Gersfeld - 14.06.2012Biosphärenreservat Rhön

Rhönverein positioniert sich zur Windkraft!

In seiner Mitgliederversammlung beschloss der Verein Natur- und Lebensraum Rhön am 01.06.2012 eine Stellungnahme zum diskutierten Ausbau im Biosphärenreservat Rhön, hessischer Teil.

Der Verein, der sich als Förder- und Trägerverein des Biosphärenreservates Rhön im hessischen Teil der Rhön versteht, hat sich in monatelanger Gremienarbeit sowohl in mehreren Fachforen des Vereins wie auch im Vorstand mit der Entwicklung befasst und der Mitgliederversammlung ein Positionspapier vorgelegt, welches ohne Gegenstimme und mit acht Enthaltungen mit überwältigender Mehrheit beschlossen wurde.

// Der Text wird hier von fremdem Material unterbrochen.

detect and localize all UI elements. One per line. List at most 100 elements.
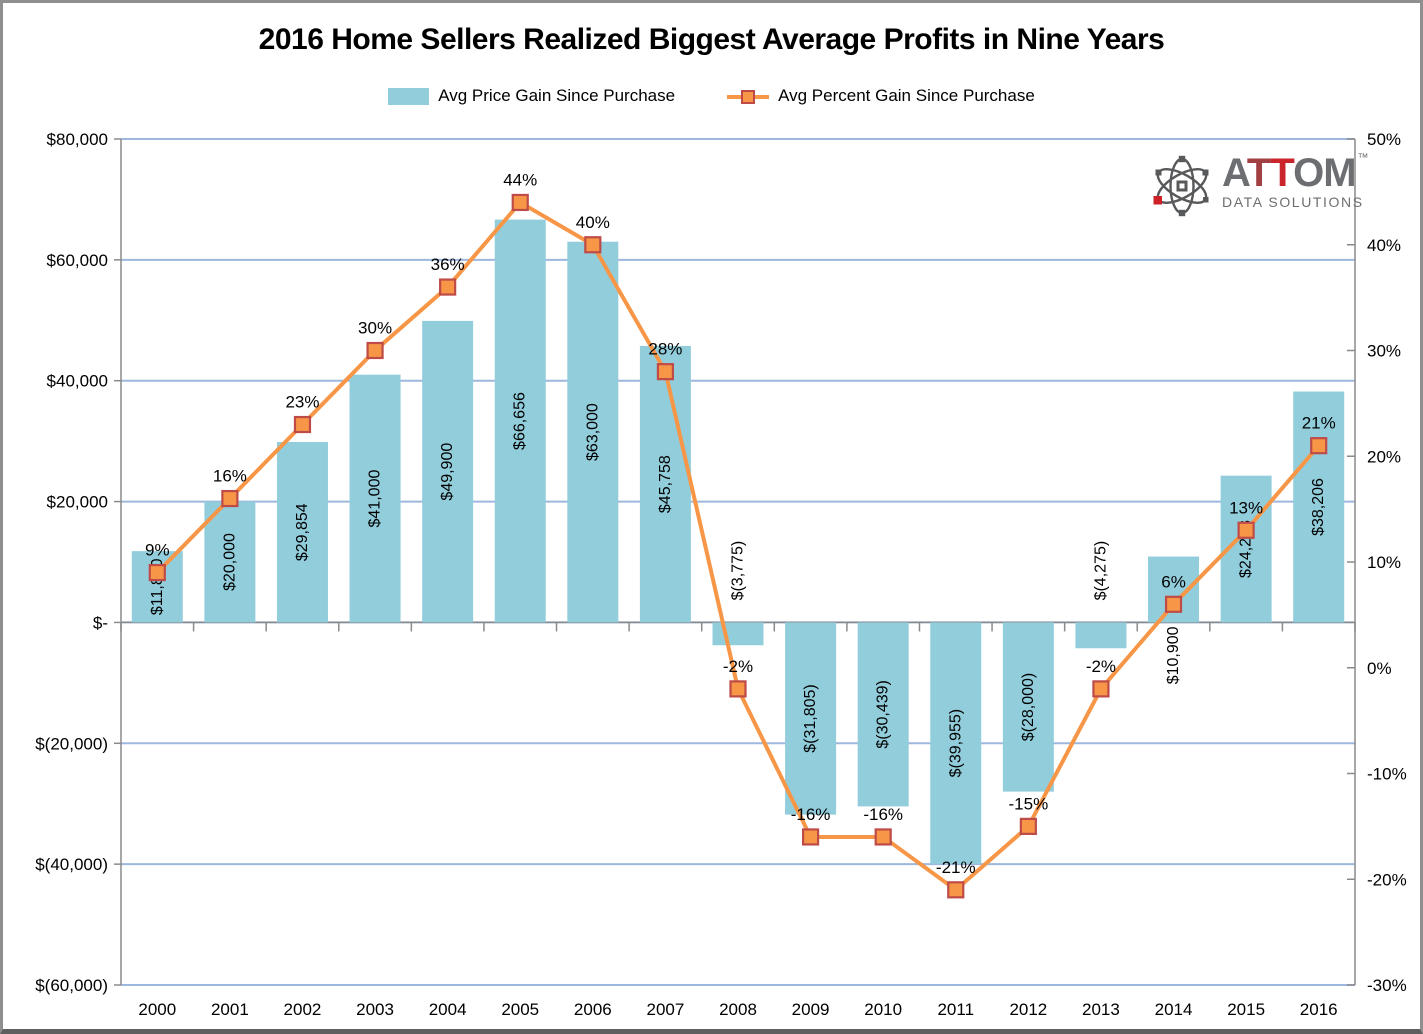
line-marker-2012 [1019, 817, 1037, 835]
x-axis-label: 2016 [1300, 1000, 1338, 1019]
percent-value-label: 13% [1229, 498, 1263, 517]
legend-label: Avg Price Gain Since Purchase [438, 86, 676, 105]
x-axis-label: 2006 [574, 1000, 612, 1019]
logo-brand-text: ATTOM [1222, 151, 1357, 195]
attom-logo: ATTOM ™ DATA SOLUTIONS [1150, 153, 1369, 219]
bar-value-label: $49,900 [439, 443, 456, 501]
x-axis-label: 2009 [792, 1000, 830, 1019]
combo-chart-plot: $80,000 $60,000 $40,000 $20,000 $- $(20,000) $… [35, 130, 1407, 1019]
bar-2009 [785, 622, 837, 815]
bar-value-label: $10,900 [1165, 626, 1182, 684]
line-marker-2015 [1237, 521, 1255, 539]
percent-value-label: 16% [213, 467, 247, 486]
bar-2003 [349, 374, 401, 623]
page-title: 2016 Home Sellers Realized Biggest Avera… [258, 23, 1165, 56]
bar-2000 [131, 551, 183, 623]
right-axis-label: -10% [1367, 765, 1407, 784]
x-axis-label: 2008 [719, 1000, 757, 1019]
x-axis-label: 2013 [1082, 1000, 1120, 1019]
percent-value-label: 44% [503, 170, 537, 189]
bar-value-label: $(28,000) [1020, 673, 1037, 742]
line-marker-2013 [1092, 680, 1110, 698]
x-axis-label: 2010 [864, 1000, 902, 1019]
logo-subtitle: DATA SOLUTIONS [1222, 194, 1364, 210]
percent-value-label: 36% [431, 255, 465, 274]
right-axis-label: 30% [1367, 342, 1401, 361]
bar-2004 [422, 320, 474, 623]
bar-value-label: $(30,439) [875, 680, 892, 749]
bar-2007 [639, 345, 691, 623]
bar-2008 [712, 622, 764, 646]
bar-value-label: $(39,955) [947, 709, 964, 778]
left-axis-label: $80,000 [47, 130, 108, 149]
percent-value-label: 9% [145, 541, 170, 560]
bar-2002 [276, 442, 328, 623]
percent-value-label: 30% [358, 319, 392, 338]
right-axis-label: 40% [1367, 236, 1401, 255]
right-axis-label: -30% [1367, 976, 1407, 995]
left-axis-label: $(20,000) [35, 734, 108, 753]
left-axis-label: $(40,000) [35, 855, 108, 874]
x-axis-label: 2001 [211, 1000, 249, 1019]
line-marker-2014 [1164, 595, 1183, 613]
percent-value-label: -21% [936, 858, 976, 877]
right-axis-label: 50% [1367, 130, 1401, 149]
logo-trademark: ™ [1357, 152, 1369, 164]
line-marker-2011 [947, 881, 965, 899]
bar-2001 [204, 501, 256, 623]
x-axis-label: 2011 [937, 1000, 974, 1019]
line-marker-2008 [729, 680, 747, 698]
bar-2012 [1002, 622, 1054, 792]
percent-value-label: 23% [285, 393, 319, 412]
x-axis-label: 2005 [501, 1000, 539, 1019]
line-marker-2016 [1310, 437, 1328, 455]
x-axis-label: 2007 [646, 1000, 684, 1019]
x-axis-label: 2002 [284, 1000, 322, 1019]
percent-value-label: -16% [863, 805, 903, 824]
x-axis-label: 2015 [1227, 1000, 1265, 1019]
right-axis-label: 20% [1367, 447, 1401, 466]
bar-value-label: $63,000 [584, 403, 601, 461]
right-axis-label: 0% [1367, 659, 1392, 678]
x-axis-label: 2000 [138, 1000, 176, 1019]
line-marker-2004 [439, 278, 457, 296]
legend-item-price-gain: Avg Price Gain Since Purchase [388, 86, 675, 106]
attom-atom-icon [1153, 155, 1209, 217]
bar-2013 [1075, 622, 1127, 649]
line-marker-2007 [656, 363, 675, 381]
x-axis-label: 2014 [1155, 1000, 1193, 1019]
bar-2016 [1293, 391, 1345, 623]
bar-2006 [567, 241, 619, 623]
percent-value-label: 21% [1302, 414, 1336, 433]
left-axis-label: $60,000 [47, 251, 108, 270]
left-axis-label: $40,000 [47, 372, 108, 391]
percent-value-label: 6% [1161, 572, 1186, 591]
line-marker-2006 [584, 236, 602, 254]
left-axis-label: $20,000 [47, 493, 108, 512]
right-axis-label: -20% [1367, 870, 1407, 889]
x-axis-label: 2004 [429, 1000, 467, 1019]
bar-value-label: $(4,275) [1092, 541, 1109, 601]
left-axis-label: $- [93, 613, 108, 632]
line-series-swatch-icon [727, 89, 770, 104]
bar-value-label: $38,206 [1310, 478, 1327, 536]
line-marker-2000 [148, 563, 166, 582]
bar-value-label: $66,656 [512, 392, 529, 450]
line-marker-2002 [293, 415, 312, 434]
bar-value-label: $45,758 [657, 455, 674, 513]
legend-item-percent-gain: Avg Percent Gain Since Purchase [727, 86, 1035, 106]
x-axis-label: 2003 [356, 1000, 394, 1019]
bar-2011 [930, 622, 982, 864]
line-marker-2003 [366, 341, 384, 360]
bar-series-swatch-icon [388, 87, 430, 105]
bar-2005 [494, 219, 546, 623]
percent-value-label: -16% [791, 805, 831, 824]
line-marker-2009 [801, 828, 820, 846]
line-marker-2010 [874, 828, 892, 846]
bar-2010 [857, 622, 909, 807]
right-axis-label: 10% [1367, 553, 1401, 572]
percent-value-label: -2% [1086, 657, 1116, 676]
line-marker-2001 [221, 489, 239, 508]
bar-value-label: $20,000 [221, 533, 238, 591]
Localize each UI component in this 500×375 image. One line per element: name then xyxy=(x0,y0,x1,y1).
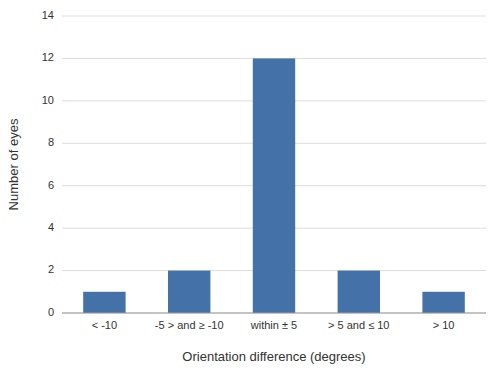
bars xyxy=(83,58,465,313)
y-tick-label: 10 xyxy=(42,94,54,106)
y-tick-label: 6 xyxy=(48,179,54,191)
bar xyxy=(168,271,210,313)
y-axis-title: Number of eyes xyxy=(6,118,21,210)
y-tick-label: 4 xyxy=(48,221,54,233)
chart-svg: 0 2 4 6 8 10 12 14 < -10 -5 > and ≥ -10 within ± 5… xyxy=(0,0,500,375)
grid-line xyxy=(62,313,486,314)
x-tick-label: < -10 xyxy=(92,319,117,331)
bar xyxy=(253,58,295,313)
bar xyxy=(422,292,464,313)
y-axis: 0 2 4 6 8 10 12 14 xyxy=(42,9,54,318)
x-tick-label: -5 > and ≥ -10 xyxy=(155,319,224,331)
y-tick-label: 8 xyxy=(48,136,54,148)
y-tick-label: 14 xyxy=(42,9,54,21)
x-tick-label: > 10 xyxy=(433,319,455,331)
y-tick-label: 0 xyxy=(48,306,54,318)
x-axis-title: Orientation difference (degrees) xyxy=(182,349,365,364)
y-tick-label: 12 xyxy=(42,51,54,63)
grid-line xyxy=(62,16,486,17)
x-tick-label: > 5 and ≤ 10 xyxy=(328,319,389,331)
bar xyxy=(83,292,125,313)
grid xyxy=(62,16,486,313)
x-axis-line xyxy=(62,313,486,314)
bar xyxy=(338,271,380,313)
chart-container: 0 2 4 6 8 10 12 14 < -10 -5 > and ≥ -10 within ± 5… xyxy=(0,0,500,375)
x-tick-label: within ± 5 xyxy=(250,319,297,331)
y-tick-label: 2 xyxy=(48,263,54,275)
x-axis: < -10 -5 > and ≥ -10 within ± 5 > 5 and ≤ 1… xyxy=(62,313,486,331)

Es handelt sich um ein 8 Punktepapier, welches folgende Kernaussagen beinhaltet:

  • Nach Aufassung des Vereins Natur- und Lebensraum Rhön, sind Biosphärenreservate keine grundsätzlichen Ausschlusskriterien für Windkraft. Allerdings wird gefordert, dass ein etwaiger Ausbau den Nachhaltigkeitsprinzipien der UNESCO entspricht und dem Schutz der außergewöhnlichen Natur- und Kulturlandschaft Rechnung trägt.

  • Einkünfte und Einnahmen aus der Windkraftnutzung sollen in der Region bleiben, damit der ländliche Raum von der Entwicklung profitiert. Dabei kann sich der Verein Natur- und Lebensraum durchaus vorstellen, dass bei der Realisierung eng mit den regionalen Stromversorgern und Netzbetreibern zusammen gearbeitet wird.

  • Gefordert wird aber auch, dass der Windkraftausbau länderübergreifend abgestimmt wird.

  • Gefordert werden eine breite Bürgerbeteiligung und eine transparente Planung. Dabei spricht sich der VNLR für das Landkreiskonzept aus und fordert die Kommunen auf, hier den Schulterschluss zu wahren.

  • Unverzichtbar ist für den VNLR, dass den naturschutzfachlichen Belangen Rechnung getragen wird. Unter anderem fordert das Papier, dass Lebensräume von Leitarten des Biosphärenreservates Rhön, die durch Windkraftanlagen bedroht sind, als Standorte auszuschließen sind. Auch der Schutz der heimischen Fledermäuse wird explizit genannt.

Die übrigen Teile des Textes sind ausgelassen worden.